Also On: PS4, PC
Publisher: Tribute Games
Developer: Tribute Games
If there's one thing I've learned from playing Rare Replay, it's this: old games are seldom as good as you remember them. While we may want to pretend that those classic 8- and 16-bit games stand the tests of time, for the most part, the reality was that you spent most of your time in the vast majority of those games fighting with unfair difficulty spikes and lousy control schemes.
In this way, I guess, Curses 'N Chaos may be one of the most accurate retro homages I've ever played. The level of difficulty here is, for the most part, unfair, and not just in a brutally unforgiving, Super Crate Box/1001 Spikes/Cloudberry Kingdom kind of way, either — I mean that this game seems to pride itself on having levels that verge on being almost unwinnable.

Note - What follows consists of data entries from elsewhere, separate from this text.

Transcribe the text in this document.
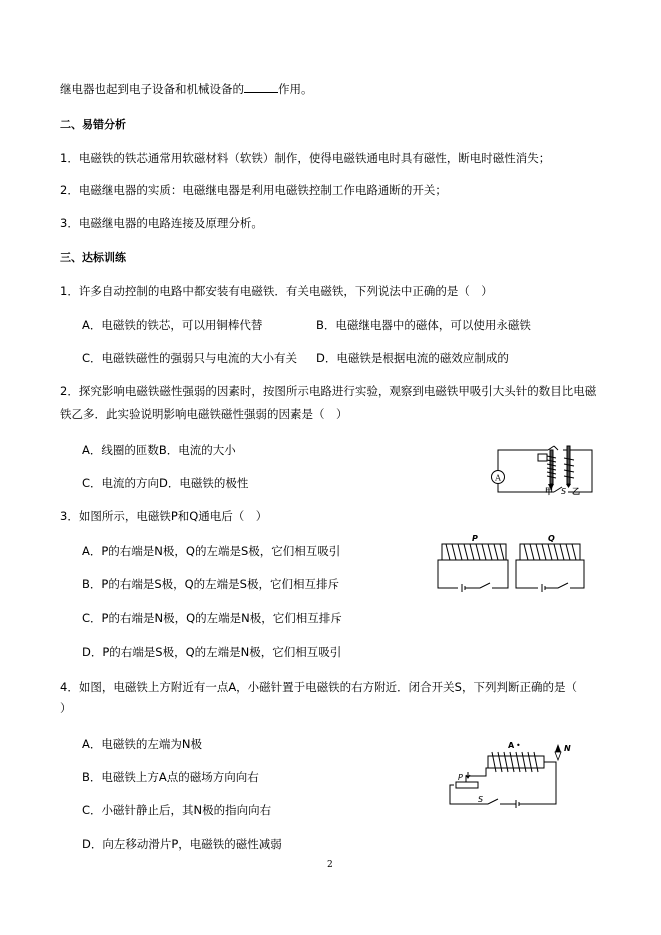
继电器也起到电子设备和机械设备的	作用。
二、易错分析
1．电磁铁的铁芯通常用软磁材料（软铁）制作，使得电磁铁通电时具有磁性，断电时磁性消失；
2．电磁继电器的实质：电磁继电器是利用电磁铁控制工作电路通断的开关；
3．电磁继电器的电路连接及原理分析。
三、达标训练
1．许多自动控制的电路中都安装有电磁铁．有关电磁铁，下列说法中正确的是（　）
A．电磁铁的铁芯，可以用铜棒代替	B．电磁继电器中的磁体，可以使用永磁铁
C．电磁铁磁性的强弱只与电流的大小有关 D．电磁铁是根据电流的磁效应制成的
2．探究影响电磁铁磁性强弱的因素时，按图所示电路进行实验，观察到电磁铁甲吸引大头针的数目比电磁
铁乙多．此实验说明影响电磁铁磁性强弱的因素是（　）
A．线圈的匝数B．电流的大小
C．电流的方向D．电磁铁的极性	A
甲 乙
S
3．如图所示，电磁铁P和Q通电后（　）
A．P的右端是N极，Q的左端是S极，它们相互吸引
B．P的右端是S极，Q的左端是S极，它们相互排斥
C．P的右端是N极，Q的左端是N极，它们相互排斥
D．P的右端是S极，Q的左端是N极，它们相互吸引
P	Q
4．如图，电磁铁上方附近有一点A，小磁针置于电磁铁的右方附近．闭合开关S，下列判断正确的是（
）
A．电磁铁的左端为N极
B．电磁铁上方A点的磁场方向向右
C．小磁针静止后，其N极的指向向右
D．向左移动滑片P，电磁铁的磁性减弱
N
A •
P
S
2
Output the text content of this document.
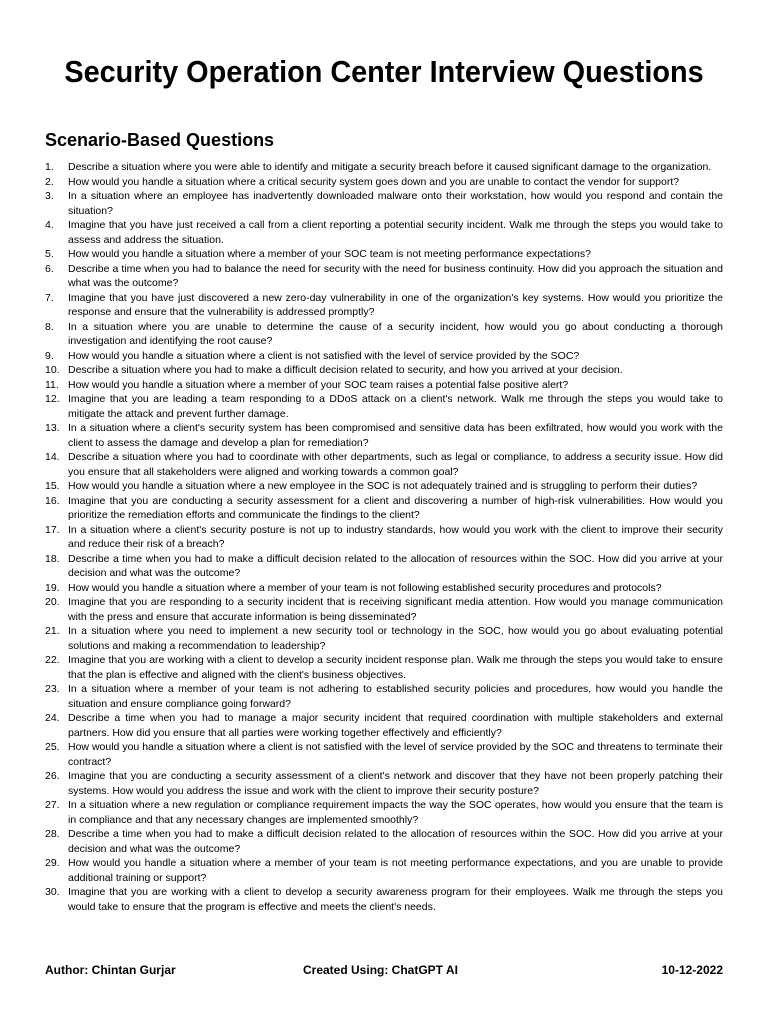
Security Operation Center Interview Questions
Scenario-Based Questions
1. Describe a situation where you were able to identify and mitigate a security breach before it caused significant damage to the organization.
2. How would you handle a situation where a critical security system goes down and you are unable to contact the vendor for support?
3. In a situation where an employee has inadvertently downloaded malware onto their workstation, how would you respond and contain the situation?
4. Imagine that you have just received a call from a client reporting a potential security incident. Walk me through the steps you would take to assess and address the situation.
5. How would you handle a situation where a member of your SOC team is not meeting performance expectations?
6. Describe a time when you had to balance the need for security with the need for business continuity. How did you approach the situation and what was the outcome?
7. Imagine that you have just discovered a new zero-day vulnerability in one of the organization's key systems. How would you prioritize the response and ensure that the vulnerability is addressed promptly?
8. In a situation where you are unable to determine the cause of a security incident, how would you go about conducting a thorough investigation and identifying the root cause?
9. How would you handle a situation where a client is not satisfied with the level of service provided by the SOC?
10. Describe a situation where you had to make a difficult decision related to security, and how you arrived at your decision.
11. How would you handle a situation where a member of your SOC team raises a potential false positive alert?
12. Imagine that you are leading a team responding to a DDoS attack on a client's network. Walk me through the steps you would take to mitigate the attack and prevent further damage.
13. In a situation where a client's security system has been compromised and sensitive data has been exfiltrated, how would you work with the client to assess the damage and develop a plan for remediation?
14. Describe a situation where you had to coordinate with other departments, such as legal or compliance, to address a security issue. How did you ensure that all stakeholders were aligned and working towards a common goal?
15. How would you handle a situation where a new employee in the SOC is not adequately trained and is struggling to perform their duties?
16. Imagine that you are conducting a security assessment for a client and discovering a number of high-risk vulnerabilities. How would you prioritize the remediation efforts and communicate the findings to the client?
17. In a situation where a client's security posture is not up to industry standards, how would you work with the client to improve their security and reduce their risk of a breach?
18. Describe a time when you had to make a difficult decision related to the allocation of resources within the SOC. How did you arrive at your decision and what was the outcome?
19. How would you handle a situation where a member of your team is not following established security procedures and protocols?
20. Imagine that you are responding to a security incident that is receiving significant media attention. How would you manage communication with the press and ensure that accurate information is being disseminated?
21. In a situation where you need to implement a new security tool or technology in the SOC, how would you go about evaluating potential solutions and making a recommendation to leadership?
22. Imagine that you are working with a client to develop a security incident response plan. Walk me through the steps you would take to ensure that the plan is effective and aligned with the client's business objectives.
23. In a situation where a member of your team is not adhering to established security policies and procedures, how would you handle the situation and ensure compliance going forward?
24. Describe a time when you had to manage a major security incident that required coordination with multiple stakeholders and external partners. How did you ensure that all parties were working together effectively and efficiently?
25. How would you handle a situation where a client is not satisfied with the level of service provided by the SOC and threatens to terminate their contract?
26. Imagine that you are conducting a security assessment of a client's network and discover that they have not been properly patching their systems. How would you address the issue and work with the client to improve their security posture?
27. In a situation where a new regulation or compliance requirement impacts the way the SOC operates, how would you ensure that the team is in compliance and that any necessary changes are implemented smoothly?
28. Describe a time when you had to make a difficult decision related to the allocation of resources within the SOC. How did you arrive at your decision and what was the outcome?
29. How would you handle a situation where a member of your team is not meeting performance expectations, and you are unable to provide additional training or support?
30. Imagine that you are working with a client to develop a security awareness program for their employees. Walk me through the steps you would take to ensure that the program is effective and meets the client's needs.
Author: Chintan Gurjar	Created Using: ChatGPT AI	10-12-2022
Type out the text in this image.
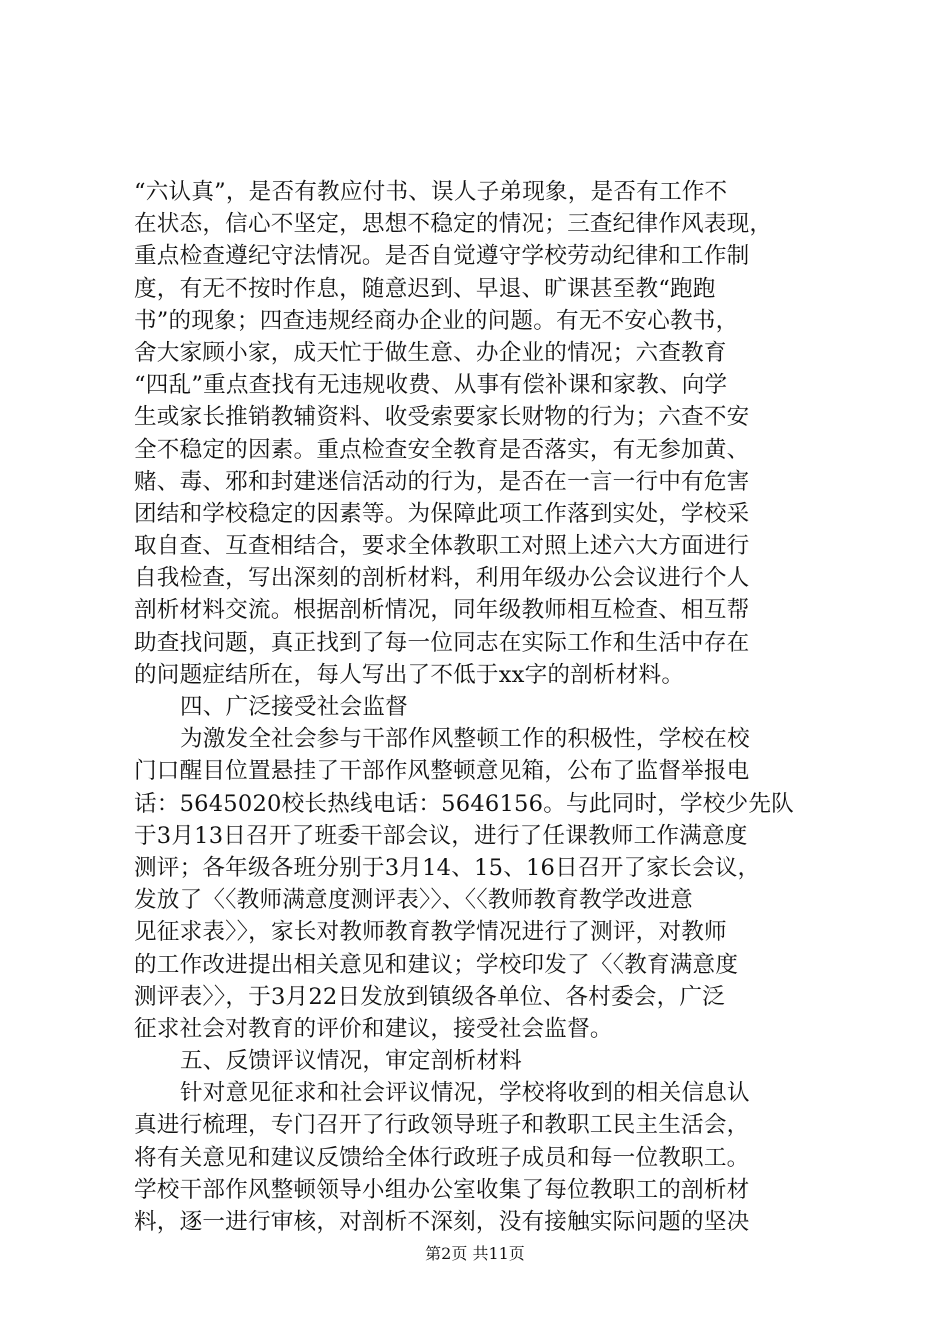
“六认真”，是否有教应付书、误人子弟现象，是否有工作不
在状态，信心不坚定，思想不稳定的情况；三查纪律作风表现，
重点检查遵纪守法情况。是否自觉遵守学校劳动纪律和工作制
度，有无不按时作息，随意迟到、早退、旷课甚至教“跑跑
书”的现象；四查违规经商办企业的问题。有无不安心教书，
舍大家顾小家，成天忙于做生意、办企业的情况；六查教育
“四乱”重点查找有无违规收费、从事有偿补课和家教、向学
生或家长推销教辅资料、收受索要家长财物的行为；六查不安
全不稳定的因素。重点检查安全教育是否落实，有无参加黄、
赌、毒、邪和封建迷信活动的行为，是否在一言一行中有危害
团结和学校稳定的因素等。为保障此项工作落到实处，学校采
取自查、互查相结合，要求全体教职工对照上述六大方面进行
自我检查，写出深刻的剖析材料，利用年级办公会议进行个人
剖析材料交流。根据剖析情况，同年级教师相互检查、相互帮
助查找问题，真正找到了每一位同志在实际工作和生活中存在
的问题症结所在，每人写出了不低于xx字的剖析材料。
四、广泛接受社会监督
为激发全社会参与干部作风整顿工作的积极性，学校在校
门口醒目位置悬挂了干部作风整顿意见箱，公布了监督举报电
话：5645020校长热线电话：5646156。与此同时，学校少先队
于3月13日召开了班委干部会议，进行了任课教师工作满意度
测评；各年级各班分别于3月14、15、16日召开了家长会议，
发放了〈〈教师满意度测评表〉〉、〈〈教师教育教学改进意
见征求表〉〉，家长对教师教育教学情况进行了测评，对教师
的工作改进提出相关意见和建议；学校印发了〈〈教育满意度
测评表〉〉，于3月22日发放到镇级各单位、各村委会，广泛
征求社会对教育的评价和建议，接受社会监督。
五、反馈评议情况，审定剖析材料
针对意见征求和社会评议情况，学校将收到的相关信息认
真进行梳理，专门召开了行政领导班子和教职工民主生活会，
将有关意见和建议反馈给全体行政班子成员和每一位教职工。
学校干部作风整顿领导小组办公室收集了每位教职工的剖析材
料，逐一进行审核，对剖析不深刻，没有接触实际问题的坚决
第2页 共11页
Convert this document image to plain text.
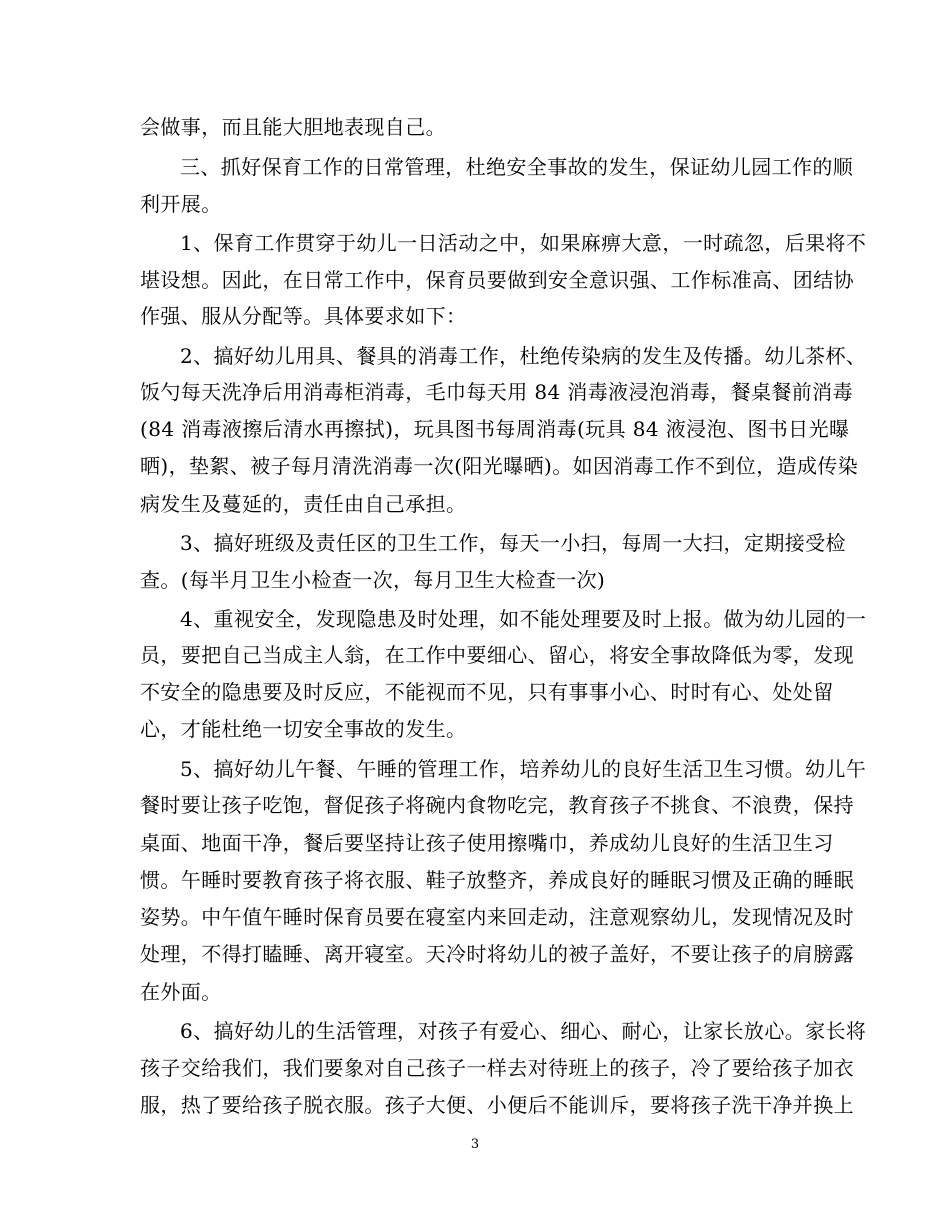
会做事，而且能大胆地表现自己。
三、抓好保育工作的日常管理，杜绝安全事故的发生，保证幼儿园工作的顺
利开展。
1、保育工作贯穿于幼儿一日活动之中，如果麻痹大意，一时疏忽，后果将不
堪设想。因此，在日常工作中，保育员要做到安全意识强、工作标准高、团结协
作强、服从分配等。具体要求如下：
2、搞好幼儿用具、餐具的消毒工作，杜绝传染病的发生及传播。幼儿茶杯、
饭勺每天洗净后用消毒柜消毒，毛巾每天用 84 消毒液浸泡消毒，餐桌餐前消毒
(84 消毒液擦后清水再擦拭)，玩具图书每周消毒(玩具 84 液浸泡、图书日光曝
晒)，垫絮、被子每月清洗消毒一次(阳光曝晒)。如因消毒工作不到位，造成传染
病发生及蔓延的，责任由自己承担。
3、搞好班级及责任区的卫生工作，每天一小扫，每周一大扫，定期接受检
查。(每半月卫生小检查一次，每月卫生大检查一次)
4、重视安全，发现隐患及时处理，如不能处理要及时上报。做为幼儿园的一
员，要把自己当成主人翁，在工作中要细心、留心，将安全事故降低为零，发现
不安全的隐患要及时反应，不能视而不见，只有事事小心、时时有心、处处留
心，才能杜绝一切安全事故的发生。
5、搞好幼儿午餐、午睡的管理工作，培养幼儿的良好生活卫生习惯。幼儿午
餐时要让孩子吃饱，督促孩子将碗内食物吃完，教育孩子不挑食、不浪费，保持
桌面、地面干净，餐后要坚持让孩子使用擦嘴巾，养成幼儿良好的生活卫生习
惯。午睡时要教育孩子将衣服、鞋子放整齐，养成良好的睡眠习惯及正确的睡眠
姿势。中午值午睡时保育员要在寝室内来回走动，注意观察幼儿，发现情况及时
处理，不得打瞌睡、离开寝室。天冷时将幼儿的被子盖好，不要让孩子的肩膀露
在外面。
6、搞好幼儿的生活管理，对孩子有爱心、细心、耐心，让家长放心。家长将
孩子交给我们，我们要象对自己孩子一样去对待班上的孩子，冷了要给孩子加衣
服，热了要给孩子脱衣服。孩子大便、小便后不能训斥，要将孩子洗干净并换上
3
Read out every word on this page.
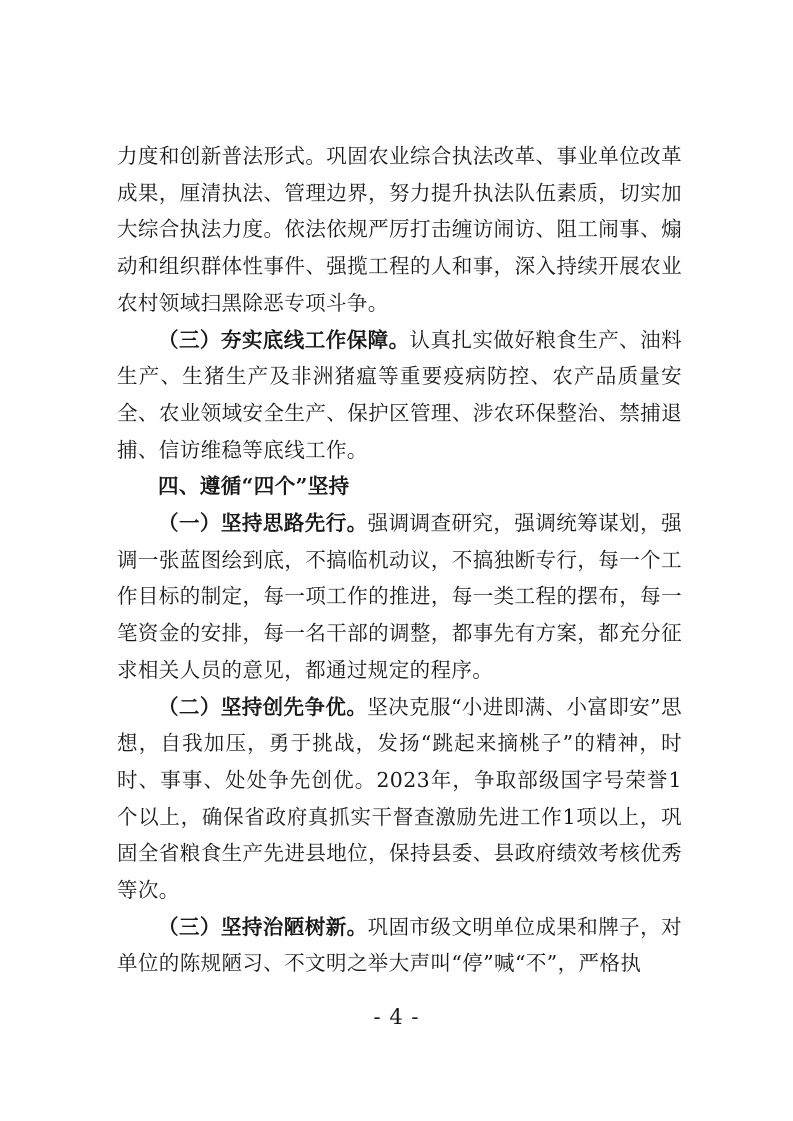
力度和创新普法形式。巩固农业综合执法改革、事业单位改革成果，厘清执法、管理边界，努力提升执法队伍素质，切实加大综合执法力度。依法依规严厉打击缠访闹访、阻工闹事、煽动和组织群体性事件、强揽工程的人和事，深入持续开展农业农村领域扫黑除恶专项斗争。

（三）夯实底线工作保障。认真扎实做好粮食生产、油料生产、生猪生产及非洲猪瘟等重要疫病防控、农产品质量安全、农业领域安全生产、保护区管理、涉农环保整治、禁捕退捕、信访维稳等底线工作。

四、遵循“四个”坚持

（一）坚持思路先行。强调调查研究，强调统筹谋划，强调一张蓝图绘到底，不搞临机动议，不搞独断专行，每一个工作目标的制定，每一项工作的推进，每一类工程的摆布，每一笔资金的安排，每一名干部的调整，都事先有方案，都充分征求相关人员的意见，都通过规定的程序。

（二）坚持创先争优。坚决克服“小进即满、小富即安”思想，自我加压，勇于挑战，发扬“跳起来摘桃子”的精神，时时、事事、处处争先创优。2023年，争取部级国字号荣誉1个以上，确保省政府真抓实干督查激励先进工作1项以上，巩固全省粮食生产先进县地位，保持县委、县政府绩效考核优秀等次。

（三）坚持治陋树新。巩固市级文明单位成果和牌子，对单位的陈规陋习、不文明之举大声叫“停”喊“不”，严格执

- 4 -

You have to battle wave after wave of enemies in 60-second increments, but once you get past the first few levels in any stage, you'll quickly discover that 60 seconds doesn't give you nearly enough time to achieve that, which means you're not only battling enemies that attack in increasingly erratic patterns, you also end up jumping and dodging a quasi-boss until you've cleared the screen of bad guys. This, in turn, is made all the more difficult by the fact that the hit detection on all the enemies, from the lowliest goblins on up, is pretty hit-or-miss (no pun intended). With a bit of trial and error you can usually figure out the correct distance you have to be from enemies for your punches to connect, but when you factor in the variance in distances, the randomness to enemy movements, and the fact you can't walk and punch at the same time, you can see how it's all a bit much to take in.
Moreover, it doesn't help that the game doesn't actively try to help you by, say, letting you know what the controls are. They're not horribly hard to pick up, but there's still enough complexity to some aspects that it feels like they should be included in Curses 'N Chaos proper, rather than being hidden away in an instruction manual that you have to quit to the Vita menu to see.
What's disappointing about all this is that, in theory, Curses 'N Chaos seems like it should be a perfect fit for Sony's handheld. The basic controls are simple enough and each level's stages are short enough that it feels like the game could've been perfect for pick up & play gaming. Not only that, the visuals are fairly undemanding, which means the game never suffers from slowdown no matter how intense the action on the screen may be.
Unfortunately, no matter how good the core of the game may be, there's no getting around the fact that Curses 'N Chaos' execution leaves something to be desired. Its flaws aren't fatal by any means, and could probably be fixed with a patch or two…but until that actually happens, you're probably safe skipping this game.